Gradual Incorporation. St. Augustine, reflecting on this passage in Questions on the Heptateuch, noted that the three-generation requirement reflects divine pedagogy (paideia): God forms peoples, not just individuals, and sanctification flows through families across time. This resonates with the Church's understanding that faith is transmitted intergenerationally, making the family the "domestic church" (Lumen Gentium 11) through which covenant identity is reproduced.
Ethics of Memory. The dual rationale — fraternal kinship for Edom, received hospitality for Egypt — establishes that moral memory must be complete, not selective. Pope John Paul II's Memory and Reconciliation (2000) urged the Church to hold both the sins committed against others and the goods received from them in honest view. This passage models precisely that: Israel must not reduce Egypt to its worst moment (slavery) nor Edom to its worst moment (betrayal). The Catholic moral tradition, rooted in the natural law, recognizes obligations that arise from shared humanity and received benefit — obligations that persist even through injury.
This passage speaks with uncomfortable directness to Catholic communities tempted to define themselves primarily by who is excluded. The command not to "abhor" — not merely to tolerate but to actively refuse disgust — challenges any parish culture that allows historical grievances, ethnic divisions, or cultural suspicion to calcify into permanent alienation from whole categories of people.
Concretely: How does a Catholic community treat the immigrant from a nation with which there is historical tension? How does it regard the lapsed Catholic returning after years away — does it welcome as a brother or sister, or demand a kind of prolonged suspicion? The three-generation principle of verse 8 also invites reflection on patience in evangelization. The Church's catechumenate process wisely resists the pressure for instant, frictionless inclusion — formation takes time, families matter, and the transmission of faith across generations is itself a sacred work.
Most pointedly: the Egyptian rationale — "you lived as a foreigner in his land" — demands that Catholics who have benefited from the hospitality of others (a nation, a community, a culture) retain gratitude even when that relationship has since become painful. Gratitude and grievance must coexist honestly. This is the demanding Catholic moral vision: a complete memory, not a convenient one.

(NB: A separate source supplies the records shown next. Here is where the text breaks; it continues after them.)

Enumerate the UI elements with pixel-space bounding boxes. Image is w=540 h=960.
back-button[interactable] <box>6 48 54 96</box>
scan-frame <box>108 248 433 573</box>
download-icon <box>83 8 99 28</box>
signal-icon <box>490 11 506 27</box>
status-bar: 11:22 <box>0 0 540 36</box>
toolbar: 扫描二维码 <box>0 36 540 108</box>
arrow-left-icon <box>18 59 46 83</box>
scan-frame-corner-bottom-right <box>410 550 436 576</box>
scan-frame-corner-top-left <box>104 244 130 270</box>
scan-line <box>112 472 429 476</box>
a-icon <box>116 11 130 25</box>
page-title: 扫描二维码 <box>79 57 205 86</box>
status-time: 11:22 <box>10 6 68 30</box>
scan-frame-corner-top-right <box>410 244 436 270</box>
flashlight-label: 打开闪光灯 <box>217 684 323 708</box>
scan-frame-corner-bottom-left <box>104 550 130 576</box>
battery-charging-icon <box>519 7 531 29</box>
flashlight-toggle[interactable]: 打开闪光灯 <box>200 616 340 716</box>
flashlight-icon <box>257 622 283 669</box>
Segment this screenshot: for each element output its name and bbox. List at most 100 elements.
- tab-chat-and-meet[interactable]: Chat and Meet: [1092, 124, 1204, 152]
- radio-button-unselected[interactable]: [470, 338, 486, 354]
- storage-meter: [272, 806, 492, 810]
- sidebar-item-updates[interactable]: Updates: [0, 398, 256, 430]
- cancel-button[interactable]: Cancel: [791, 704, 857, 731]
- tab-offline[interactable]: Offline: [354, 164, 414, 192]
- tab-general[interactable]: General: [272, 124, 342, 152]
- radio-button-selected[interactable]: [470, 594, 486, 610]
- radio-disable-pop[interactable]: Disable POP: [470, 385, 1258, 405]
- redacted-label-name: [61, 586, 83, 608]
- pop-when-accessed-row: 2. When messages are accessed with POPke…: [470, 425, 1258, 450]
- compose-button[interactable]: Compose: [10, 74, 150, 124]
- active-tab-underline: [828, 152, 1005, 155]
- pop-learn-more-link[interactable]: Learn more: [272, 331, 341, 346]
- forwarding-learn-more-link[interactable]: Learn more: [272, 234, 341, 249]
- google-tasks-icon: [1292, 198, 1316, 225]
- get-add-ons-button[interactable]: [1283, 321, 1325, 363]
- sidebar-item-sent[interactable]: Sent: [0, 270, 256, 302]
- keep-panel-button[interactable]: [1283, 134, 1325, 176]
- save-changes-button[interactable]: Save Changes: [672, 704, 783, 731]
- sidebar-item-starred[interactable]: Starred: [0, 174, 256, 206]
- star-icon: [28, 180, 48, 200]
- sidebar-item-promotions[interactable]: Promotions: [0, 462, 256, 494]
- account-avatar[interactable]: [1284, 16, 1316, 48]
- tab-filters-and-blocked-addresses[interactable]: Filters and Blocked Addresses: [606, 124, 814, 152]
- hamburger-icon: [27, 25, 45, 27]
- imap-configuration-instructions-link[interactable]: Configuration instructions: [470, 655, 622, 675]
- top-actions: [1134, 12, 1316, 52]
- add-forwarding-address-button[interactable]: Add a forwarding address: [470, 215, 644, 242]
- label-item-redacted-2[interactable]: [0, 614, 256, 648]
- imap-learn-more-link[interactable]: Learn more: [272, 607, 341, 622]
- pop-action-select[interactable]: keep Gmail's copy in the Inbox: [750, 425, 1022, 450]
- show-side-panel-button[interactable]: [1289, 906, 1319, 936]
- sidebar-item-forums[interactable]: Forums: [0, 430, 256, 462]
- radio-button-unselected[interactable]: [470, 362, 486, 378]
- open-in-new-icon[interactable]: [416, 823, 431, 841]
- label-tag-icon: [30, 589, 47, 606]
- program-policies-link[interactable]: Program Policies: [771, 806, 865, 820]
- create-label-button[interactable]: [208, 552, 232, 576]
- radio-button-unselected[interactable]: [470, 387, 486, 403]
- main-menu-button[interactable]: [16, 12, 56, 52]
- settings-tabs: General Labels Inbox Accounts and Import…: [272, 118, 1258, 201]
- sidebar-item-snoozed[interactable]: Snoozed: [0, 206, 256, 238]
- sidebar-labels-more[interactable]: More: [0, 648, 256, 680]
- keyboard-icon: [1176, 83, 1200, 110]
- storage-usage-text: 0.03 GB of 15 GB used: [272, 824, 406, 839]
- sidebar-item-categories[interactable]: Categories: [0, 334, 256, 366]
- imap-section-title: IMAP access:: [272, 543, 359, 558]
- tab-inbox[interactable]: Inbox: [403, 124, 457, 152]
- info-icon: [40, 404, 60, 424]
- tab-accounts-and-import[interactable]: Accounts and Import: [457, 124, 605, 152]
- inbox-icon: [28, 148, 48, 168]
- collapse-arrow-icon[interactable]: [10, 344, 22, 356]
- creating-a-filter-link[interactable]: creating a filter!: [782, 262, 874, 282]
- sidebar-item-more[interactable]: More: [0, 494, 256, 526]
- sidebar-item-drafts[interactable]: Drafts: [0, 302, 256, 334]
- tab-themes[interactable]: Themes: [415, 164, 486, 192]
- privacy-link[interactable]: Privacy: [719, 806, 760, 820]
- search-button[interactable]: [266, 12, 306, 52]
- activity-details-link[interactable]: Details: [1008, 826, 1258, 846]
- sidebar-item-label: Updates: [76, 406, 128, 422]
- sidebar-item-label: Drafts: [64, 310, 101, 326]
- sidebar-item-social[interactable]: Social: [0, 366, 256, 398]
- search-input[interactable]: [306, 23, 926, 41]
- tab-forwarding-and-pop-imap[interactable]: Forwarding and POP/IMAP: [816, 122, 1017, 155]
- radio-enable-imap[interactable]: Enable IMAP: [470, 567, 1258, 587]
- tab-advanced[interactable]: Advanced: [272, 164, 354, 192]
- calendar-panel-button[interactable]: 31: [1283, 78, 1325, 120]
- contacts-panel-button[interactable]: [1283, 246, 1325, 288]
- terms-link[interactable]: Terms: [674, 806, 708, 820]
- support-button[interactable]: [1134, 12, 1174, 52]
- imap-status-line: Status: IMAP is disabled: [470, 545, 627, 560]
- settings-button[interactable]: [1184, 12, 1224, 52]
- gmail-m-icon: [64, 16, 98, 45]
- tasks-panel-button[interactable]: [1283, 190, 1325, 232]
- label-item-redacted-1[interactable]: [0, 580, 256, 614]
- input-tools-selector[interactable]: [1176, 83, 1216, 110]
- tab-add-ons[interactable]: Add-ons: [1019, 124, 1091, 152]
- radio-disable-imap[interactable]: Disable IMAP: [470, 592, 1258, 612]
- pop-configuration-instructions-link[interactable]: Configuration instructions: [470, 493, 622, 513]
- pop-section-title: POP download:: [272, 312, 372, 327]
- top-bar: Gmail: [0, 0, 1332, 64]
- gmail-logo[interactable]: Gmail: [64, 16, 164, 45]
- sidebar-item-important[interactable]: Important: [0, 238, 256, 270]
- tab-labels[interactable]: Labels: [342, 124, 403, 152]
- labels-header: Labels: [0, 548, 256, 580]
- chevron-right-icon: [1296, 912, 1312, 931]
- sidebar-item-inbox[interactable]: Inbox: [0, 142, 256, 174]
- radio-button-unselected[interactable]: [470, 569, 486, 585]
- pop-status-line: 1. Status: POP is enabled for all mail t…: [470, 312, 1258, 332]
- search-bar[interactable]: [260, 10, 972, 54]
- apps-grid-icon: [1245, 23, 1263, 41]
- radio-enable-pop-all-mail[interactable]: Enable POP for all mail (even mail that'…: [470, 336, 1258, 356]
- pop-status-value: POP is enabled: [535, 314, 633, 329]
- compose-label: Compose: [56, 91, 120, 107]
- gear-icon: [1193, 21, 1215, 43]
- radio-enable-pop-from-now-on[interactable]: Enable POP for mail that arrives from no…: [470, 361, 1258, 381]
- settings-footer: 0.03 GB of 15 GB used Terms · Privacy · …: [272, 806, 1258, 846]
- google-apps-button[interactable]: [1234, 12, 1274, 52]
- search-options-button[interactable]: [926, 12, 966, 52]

The Typological and Spiritual Senses
Read through the lens of Catholic typological interpretation, this passage anticipates the gradual ingathering of the nations into the new assembly, the Church. The qahal YHWH of the Old Testament is the prefiguration of the ekklesia of the New — both are the assembled people of God gathered for worship. The three-generation process of admission foreshadows the catechumenate: the Church has always understood conversion as a process of formation, not merely a moment of declaration. The Rite of Christian Initiation of Adults (RCIA) embodies precisely this principle — entrance into the full assembly of God's people comes through stages of deepening incorporation. Edom, as the brother-nation, typologically suggests those near the covenant who are yet outside it fully — the circumcised heart is needed, not only circumcised flesh. Egypt, as the great foreign empire that was once a refuge, typologically points toward the truth that God's providence works even through pagan civilizations, a theme developed fully in Augustine's City of God.